I’m excited about the release of ‘Tactics for Trust, a New Practitioner’s Handbook’. Building public trust in science is a vital challenge facing all scientists and science communicators. It is refreshing to find an evidence-based guide that acknowledges the importance of diversity, service and empathy and emphasises genuine public participation in science.

The most recent Pew Research Center survey data shows that only 57% of Americans say that science has had a “mostly positive effect on society,” down from 65% in 2021 and 73% before the pandemic. Other trends point in the same direction: overall trust in science has fallen from 87% in the early stages of the pandemic to 73% in 2023, and the share of the population identifying as having a great deal of confidence in scientists has dropped from 39% to 23%. In tandem, public skepticism is captured in the 15% rise in distrust in science over the same period. And, while the conversation around trust in science is often geared towards the most extreme conspiracy cases, one doesn’t have to be anti-science to lose trust in science and, perhaps more importantly, the scientists behind the work. 

Blind, unquestioning trust in science should not be the goal—the scientific endeavor and society as a whole benefit from demands for transparency, accessibility, and accountability. At the same time, the scientific method and the knowledge it produces have a valuable role in informing our public decision-making. 

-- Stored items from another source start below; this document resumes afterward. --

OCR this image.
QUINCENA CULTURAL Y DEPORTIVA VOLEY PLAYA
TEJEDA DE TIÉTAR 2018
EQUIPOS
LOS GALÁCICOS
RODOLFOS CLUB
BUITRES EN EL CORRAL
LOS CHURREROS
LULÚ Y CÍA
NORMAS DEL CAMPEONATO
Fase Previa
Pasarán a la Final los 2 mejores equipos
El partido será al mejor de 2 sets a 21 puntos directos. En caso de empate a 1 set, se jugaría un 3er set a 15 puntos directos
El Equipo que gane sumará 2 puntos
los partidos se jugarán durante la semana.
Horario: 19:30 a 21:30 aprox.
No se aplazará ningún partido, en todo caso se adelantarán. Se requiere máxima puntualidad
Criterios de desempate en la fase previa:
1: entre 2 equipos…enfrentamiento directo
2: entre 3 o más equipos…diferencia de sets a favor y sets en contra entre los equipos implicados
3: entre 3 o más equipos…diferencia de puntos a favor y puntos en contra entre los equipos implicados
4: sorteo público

In communities across the country and worldwide, organizers, activists, and frontline providers—all cognizant of the positive impact that science can have in saving lives and improving livelihoods—are working tirelessly to make this sentiment tangible on the ground. 

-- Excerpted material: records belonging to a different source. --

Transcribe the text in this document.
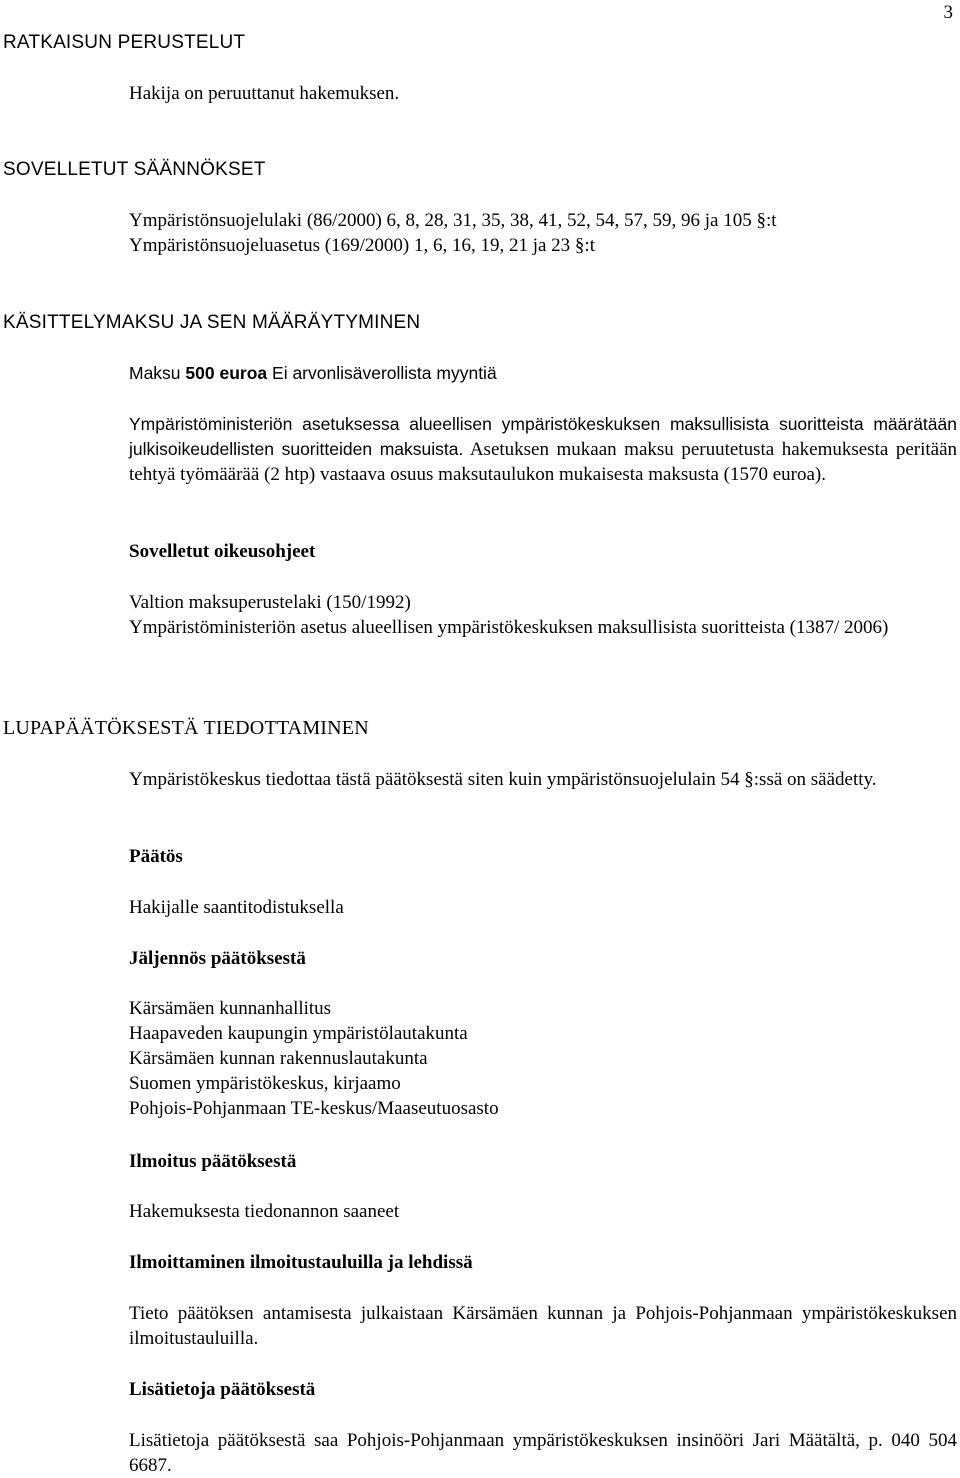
3
RATKAISUN PERUSTELUT
Hakija on peruuttanut hakemuksen.
SOVELLETUT SÄÄNNÖKSET
Ympäristönsuojelulaki (86/2000) 6, 8, 28, 31, 35, 38, 41, 52, 54, 57, 59, 96 ja 105 §:t
Ympäristönsuojeluasetus (169/2000) 1, 6, 16, 19, 21 ja 23 §:t
KÄSITTELYMAKSU JA SEN MÄÄRÄYTYMINEN
Maksu 500 euroa Ei arvonlisäverollista myyntiä
Ympäristöministeriön asetuksessa alueellisen ympäristökeskuksen maksullisista suoritteista määrätään julkisoikeudellisten suoritteiden maksuista. Asetuksen mukaan maksu peruutetusta hakemuksesta peritään tehtyä työmäärää (2 htp) vastaava osuus maksutaulukon mukaisesta maksusta (1570 euroa).
Sovelletut oikeusohjeet
Valtion maksuperustelaki (150/1992)
Ympäristöministeriön asetus alueellisen ympäristökeskuksen maksullisista suoritteista (1387/ 2006)
LUPAPÄÄTÖKSESTÄ TIEDOTTAMINEN
Ympäristökeskus tiedottaa tästä päätöksestä siten kuin ympäristönsuojelulain 54 §:ssä on säädetty.
Päätös
Hakijalle saantitodistuksella
Jäljennös päätöksestä
Kärsämäen kunnanhallitus
Haapaveden kaupungin ympäristölautakunta
Kärsämäen kunnan rakennuslautakunta
Suomen ympäristökeskus, kirjaamo
Pohjois-Pohjanmaan TE-keskus/Maaseutuosasto
Ilmoitus päätöksestä
Hakemuksesta tiedonannon saaneet
Ilmoittaminen ilmoitustauluilla ja lehdissä
Tieto päätöksen antamisesta julkaistaan Kärsämäen kunnan ja Pohjois-Pohjanmaan ympäristökeskuksen ilmoitustauluilla.
Lisätietoja päätöksestä
Lisätietoja päätöksestä saa Pohjois-Pohjanmaan ympäristökeskuksen insinööri Jari Määtältä, p. 040 504 6687.
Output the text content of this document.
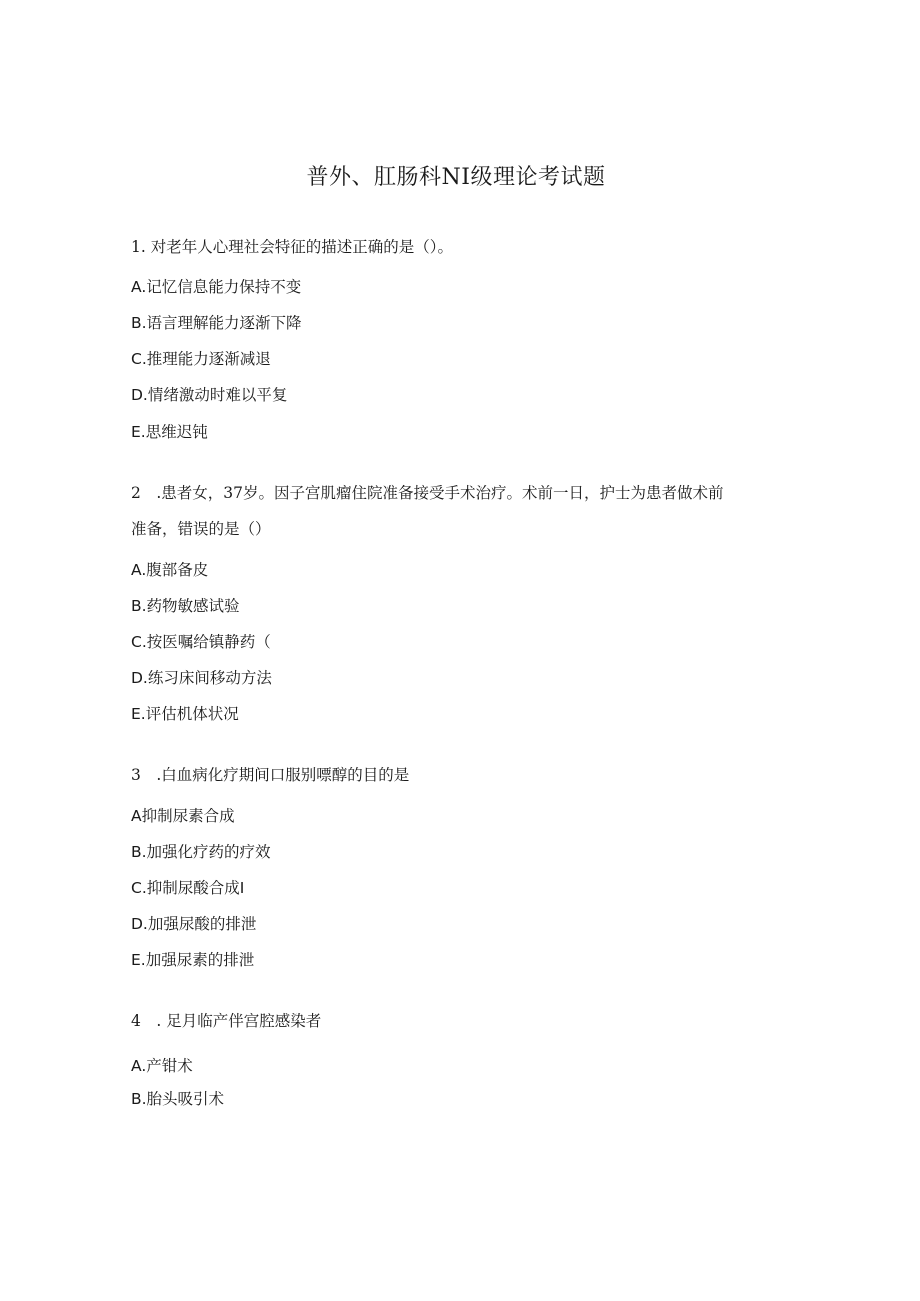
普外、肛肠科NI级理论考试题
1. 对老年人心理社会特征的描述正确的是（）。
A.记忆信息能力保持不变
B.语言理解能力逐渐下降
C.推理能力逐渐减退
D.情绪激动时难以平复
E.思维迟钝
2　.患者女，37岁。因子宫肌瘤住院准备接受手术治疗。术前一日，护士为患者做术前
准备，错误的是（）
A.腹部备皮
B.药物敏感试验
C.按医嘱给镇静药（
D.练习床间移动方法
E.评估机体状况
3　.白血病化疗期间口服别嘌醇的目的是
A抑制尿素合成
B.加强化疗药的疗效
C.抑制尿酸合成I
D.加强尿酸的排泄
E.加强尿素的排泄
4　. 足月临产伴宫腔感染者
A.产钳术
B.胎头吸引术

What has worked for this group of trustbuilders, and what hasn’t? What are the appropriate forms of content, format, and language? What approaches make sense when engaging with certain communities, but not with others? It is also worth noting that the issues facing science are far from unique. Institutions across the board, from journalism to government bodies, are finding themselves under similar scrutiny.

Recognizing the often underutilized expertise of these community organizers, activists, and frontline providers, we set out to create a practitioner’s playbook. Toward this end, in Spring 2024, the Aspen Institute Science & Society Program convened a diverse group of multi-sector trustbuilders to foster a candid, open conversation around the tactics that make up an effective trustbuilder’s toolkit in science and more broadly. 

This text, freely available to aspiring trustbuilders, members of the scientific community, and the public whose trust we seek to earn, represents an actionable summary of their discussion. This work is also the third installment in Science & Society’s publication series on public trust in science, with the first two chapters captured in the more theoretical December 2023 report, Building Bridges, Earning Trust: The WHY and the HOW of Public Trust in Science.

This work is supported by the Burroughs Wellcome Fund.